CAS sociobiologist James Traniello on the mystery of the disappearing honeybees

James Traniello, a CAS professor of biology, says that scientists are scrambling to find out why the honeybees are dying.

As spring approaches, beekeepers across the country fear that something is terribly wrong. In at least 20 states, millions of bees have died, and millions more have flown away, probably never to return to their hives. No one knows why.

BU Today
talked about the mystery with James Traniello, a College of Arts and Sciences professor of biology, whose fields of expertise are behavioral ecology and the sociobiology of insects.

BU Today: What is the extent of the loss of bee colonies? 

Traniello: Beekeepers are reporting 60 to 100 percent loss of their hives.
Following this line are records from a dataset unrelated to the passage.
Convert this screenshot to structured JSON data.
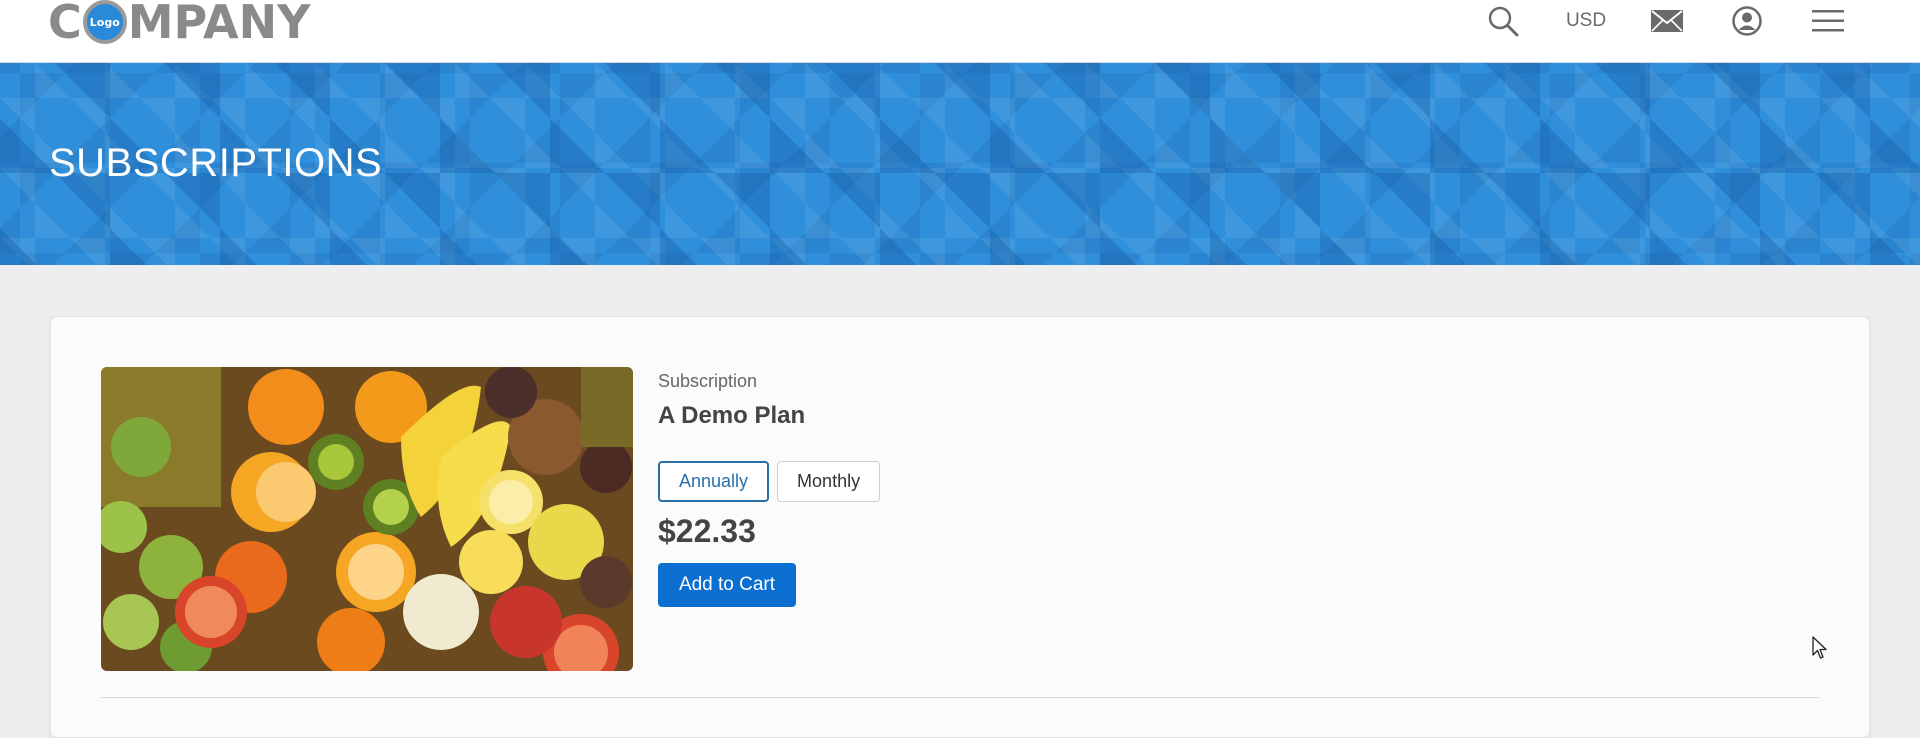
{
  "header": {
    "logo": {
      "prefix": "C",
      "badge": "Logo",
      "suffix": "MPANY"
    },
    "currency": "USD",
    "icons": [
      "search-icon",
      "mail-icon",
      "account-icon",
      "menu-icon"
    ]
  },
  "hero": {
    "title": "SUBSCRIPTIONS"
  },
  "product": {
    "category": "Subscription",
    "name": "A Demo Plan",
    "billing_options": [
      "Annually",
      "Monthly"
    ],
    "selected_billing": "Annually",
    "price": "$22.33",
    "add_to_cart_label": "Add to Cart",
    "image": "fruit-assortment-image"
  },
  "colors": {
    "brand_blue": "#2f8fdb",
    "button_blue": "#0a6fd1",
    "active_outline": "#2a6fa8",
    "logo_gray": "#8a8a8a"
  }
}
What does that mean for our economy? Is it possible to calculate how much bees contribute?
Yes. About one-third of crops are pollinated by honeybees; this translates into roughly $14 billion in losses. Honeybee pollination is so significant that U.S. farmers rent hives at a cost of about $150 million a year to attempt to ensure pollination.
 
What is the likely cause of the disappearance?
The reason for the disappearance of honeybees is not understood, but there are several speculations as to why “colony collapse disorder,” as it’s been called, occurs: fungal, bacterial, and viral diseases; pesticide use and toxic nectar and pollen; development and the alteration of natural landscapes; or a combination of these factors acting in concert are likely involved. Parasites accidentally imported from Europe could play a role. It may also be that domestication of the honeybee has reduced genetic variation, which is important in adapting to disease. Honeybee queens are polyandrous — that is, they mate with multiple males. Recent research has shown that the greater the number of drones inseminating a queen, the greater the resistance of her offspring to disease. One might hypothesize that genetic variation has decreased due to lower levels of polyandry, and that this has had the consequence of increasing susceptibility to infection.
 
What would happen if all the honeybees went away and never came back?

Bees pollinate an extraordinary number of flowering plants, and crops of course. It would be hard to imagine life without honey, fruits, vegetables, and seeds and the visual beauty and scent of flowers. Honeybees also serve as a model for the study of social complexity, so much insight into social organization will be missed.
 
What are researchers doing about this?
I believe the expression is “scrambling” — to try to identify the cause or causes. Researchers are performing autopsies on affected hives. Excellent forensic science is needed, and it’s needed fast. The National Academy of Sciences has released a report on the problem and has made a number of recommendations, ranging from concerns related to pesticide use to land use. I imagine many researchers at agricultural colleges and universities are focusing on these problems.